Ему внезапно пришло в голову, не подменили ли Веронику Станиславовну иностранные разведки. Подошедшая дама была слишком красива для подруги, которую сватают человеку с сомнительной репутацией хроноагента; к тому же по нечаянно услышанному разговору по мобиле можно было подумать, что она звонила своему мужчине. Да и вообще случайность их предыдущей встречи в комплексе оказывалась под большим сомнением. Но, с другой стороны, если эта дама — подмена, наверняка она знает, что настоящая Вероника Станиславовна не придет, да и документами на ее имя запасется.
Короче, спрашивать было глупо и не спрашивать было глупо.
— Да. Вы тогда на меня не обиделись? Я же вас фактически отшила.
— Нет, почему… очень нормальное поведение. Мы же тогда не были знакомы.
— Верно. Ну, давайте же пройдем внутрь? К сожалению, у нас климат не тропический.

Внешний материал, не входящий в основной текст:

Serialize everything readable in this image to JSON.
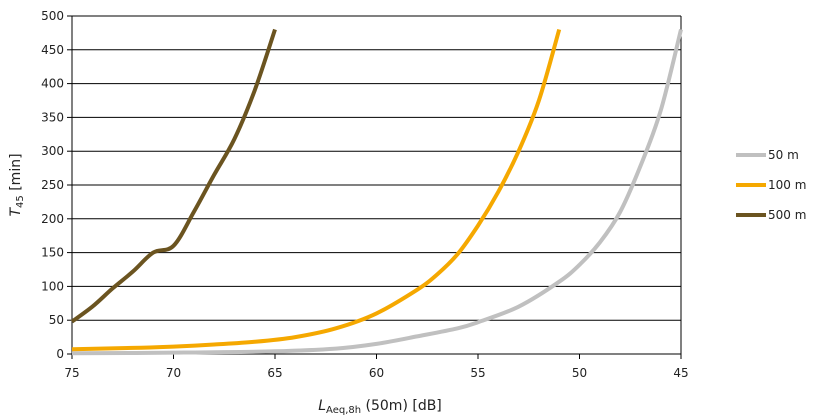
{
  "chart_data": {
    "type": "line",
    "x_reversed": true,
    "xlim": [
      75,
      45
    ],
    "ylim": [
      0,
      500
    ],
    "xticks": [
      75,
      70,
      65,
      60,
      55,
      50,
      45
    ],
    "yticks": [
      0,
      50,
      100,
      150,
      200,
      250,
      300,
      350,
      400,
      450,
      500
    ],
    "grid": "horizontal",
    "legend_position": "right",
    "xlabel": {
      "main": "L",
      "sub": "Aeq,8h",
      "rest": " (50m)  [dB]"
    },
    "ylabel": {
      "main": "T",
      "sub": "45",
      "rest": "  [min]"
    },
    "series": [
      {
        "name": "50 m",
        "color": "#c0c0c0",
        "points": [
          [
            75,
            1
          ],
          [
            70,
            2
          ],
          [
            65,
            4
          ],
          [
            62,
            8
          ],
          [
            60,
            15
          ],
          [
            58,
            26
          ],
          [
            56,
            38
          ],
          [
            55,
            47
          ],
          [
            53,
            70
          ],
          [
            51,
            107
          ],
          [
            50,
            132
          ],
          [
            49,
            165
          ],
          [
            48,
            210
          ],
          [
            47,
            278
          ],
          [
            46,
            360
          ],
          [
            45,
            480
          ]
        ]
      },
      {
        "name": "100 m",
        "color": "#f5a800",
        "points": [
          [
            75,
            7
          ],
          [
            72,
            9
          ],
          [
            70,
            11
          ],
          [
            68,
            14
          ],
          [
            66,
            18
          ],
          [
            64,
            25
          ],
          [
            62,
            38
          ],
          [
            60,
            60
          ],
          [
            58,
            95
          ],
          [
            57,
            118
          ],
          [
            56,
            148
          ],
          [
            55,
            190
          ],
          [
            54,
            240
          ],
          [
            53,
            300
          ],
          [
            52,
            375
          ],
          [
            51,
            480
          ]
        ]
      },
      {
        "name": "500 m",
        "color": "#6b5420",
        "points": [
          [
            75,
            48
          ],
          [
            74,
            70
          ],
          [
            73,
            97
          ],
          [
            72,
            122
          ],
          [
            71,
            150
          ],
          [
            70,
            160
          ],
          [
            69,
            210
          ],
          [
            68,
            265
          ],
          [
            67,
            318
          ],
          [
            66,
            390
          ],
          [
            65,
            480
          ]
        ]
      }
    ]
  }
}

Внутренности театра ослепили Виктора неожиданной имперской роскошью. Барельефы на стенах сияли позолотой; широкие мягкие кресла обтянуты шелковыми гобеленами; парчовый (или, по крайней мере, выглядевший как парчовый) занавес был разукрашен понизу вышитыми снопами пшеницы.
— Не были еще здесь после ремонта? — спросила Вероника.
— Не-а. Интересно, а во сколько он обошелся государству?
В глазах Вероники блеснуло удивление.
— А во сколько государству обойдутся рабочие, которые пьют 'Три топора'? Люди получили храм искусств, и расходы определили так, чтобы получить прибыль. От того, что меньше расходы на лечение, потери от брака, несчастные случаи, уголовщина…
— Ясно… Да, я же забыл взять вам бинокль, — ответил Виктор, желая переменить тему.
— Не надо. У меня прекрасное зрение. В буфет тоже не надо. Давайте просто сядем на свои места и будем ждать начала. Вы читали эту вещь?
— Нет. Как-то не получилось, да и когда в школе учился, на ней внимание как-то не акцентировали.
— Это в начале шестидесятых? Тогда была эпоха волюнтаризма, неотроцкизма, и… и я уже не помню чего. А вы хорошо помните? Вы же в школу, наверное, в пятьдесят шестом пошли?
— Боже, как давно это было… Пятьдесят шестой не помню, пятьдесят восьмой помню, как сейчас.
— А я не помню. Я немного позже родилась. Уже Гагарин в космос слетал. Тогда, наверное, все о космосе мечтали?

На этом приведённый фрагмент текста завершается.